While making compensation orders possible in corruption cases, the judgement sets a very high bar for them. It also creates a real anomaly that countries will get compensation where a company enters into a Deferred Prosecution Agreement, which requires compensation whether a country asks for it or not, and potentially where a company enters a plea agreement (Mabey and Johnson were ordered to pay compensation when they were sentenced to overseas corruption in 2009 to affected countries ) but not where there is a full court conviction.
Governments are often unwilling to pursue compensation because it implies an acceptance of guilt on behalf of the officials involved who might be sitting politicians, and who might not yet have been convicted in their jurisdiction. They might also be unwilling due to lack of expertise or legal resource. In very corrupt or very poor environments, the requirement that the government will make a formal request for compensation or will have taken action against the officials is unlikely ever to be met. Furthermore, as UK courts only appear to recognise the amount of bribes paid as the compensation level, and the full social harm that corruption has caused is not taken into account, the amounts that a victim government could seek are likely to be relatively small. It is possible that the legal costs of pursuing a formal claim for compensation, particularly if contested, could make such an exercise almost pointless.
It is now up to the discretion of the UK government as to whether and how it returns the money from fines in such cases which are sent to the Consolidated Fund – the UK Government’s central bank account. Considerable thought needs to be put into how to establish an effective and fair mechanism to do this and how to ensure greater consistency across the different legal processes in how compensation is paid.
Were the victims of corruption properly represented at the hearing?
The SFO put before the court two expert witness statements as to the harm caused by the company’s corruption in Kenya. The first, available to view here, was provided by Nicholas Cheeseman, Associate Professor of African Studies at Oxford University who has particular expertise on Kenya. The second Kenyan was provided by the anti-corruption activist John Githongo; his statement can be viewed here. However, the defence objected (partly on the grounds that it would put the company at a disadvantage to the individual defendants) and the court upheld their objection on the grounds that the original trial judge and the UK judiciary recognise the damaging impact of corruption, and that there is OECD material to that effect. Mitchell questioned whether the statements would add anything to that knowledge and would therefore be of any relevance in assessing harm and culpability.
Given that the original trial judge recognised that the real victims of the company’s corruption were the people of those countries, it remains to be seen how these victims can be properly represented in UK corruption trials such as this. Accepting expert testimony from within the country about the impact of a specific corruption crime would be one way of ensuring this.
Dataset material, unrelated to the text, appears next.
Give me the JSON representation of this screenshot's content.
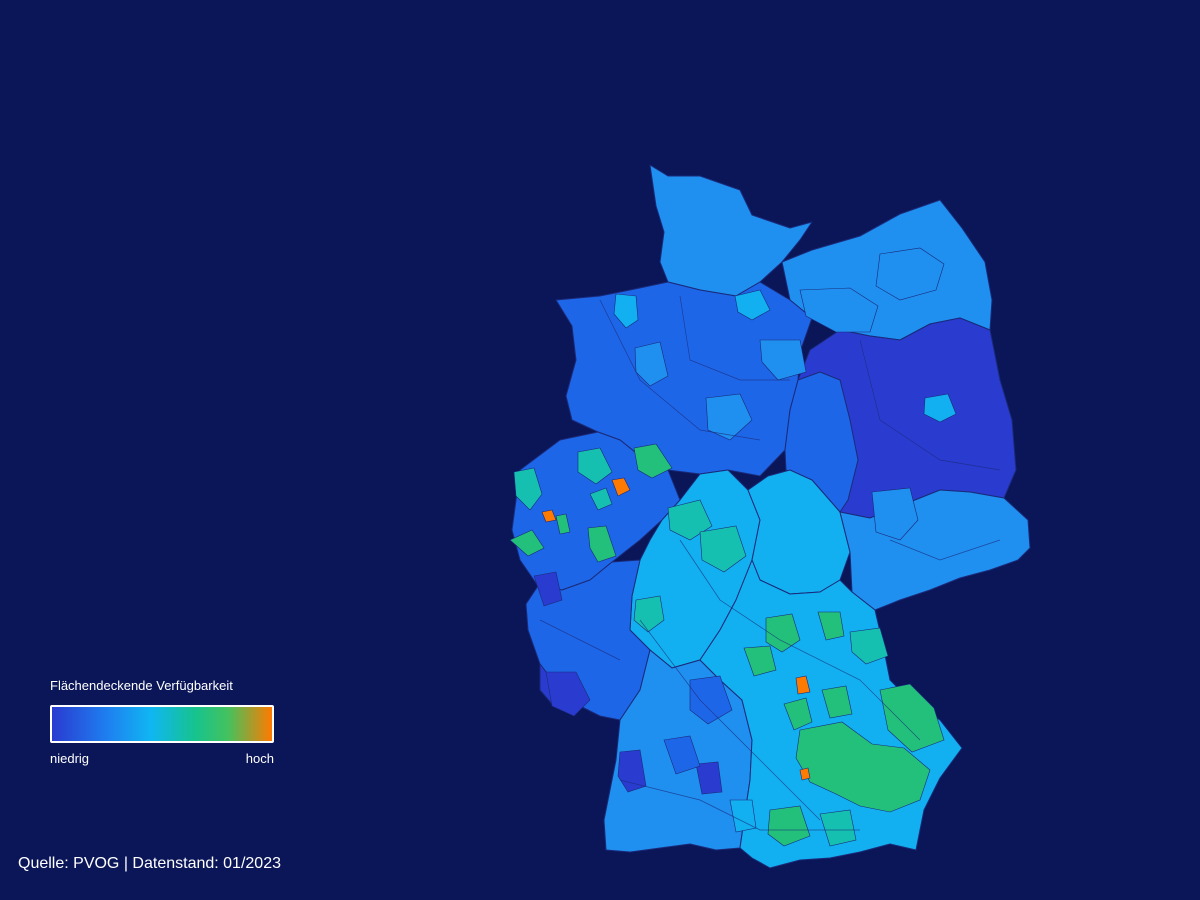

Another way would be to see if Community Impact Statements could be adapted for overseas corruption trials.
The assumption that the UK judiciary and courts somehow know how bad corruption is and therefore do not need to hear evidence of the impact and social harm of specific corrupt acts is frankly rather arrogant. It is hard to imagine another area of crime in which the judiciary would take such a position. The result of that position is that courts can be presented with as much evidence as to the good character of a defendant or the standing of a company – including in this case a letter from a local MP – as the defence cares to submit, but no evidence of the impact that the corruption they engaged in had on the local communities where it took place. This is surely not a sustainable position.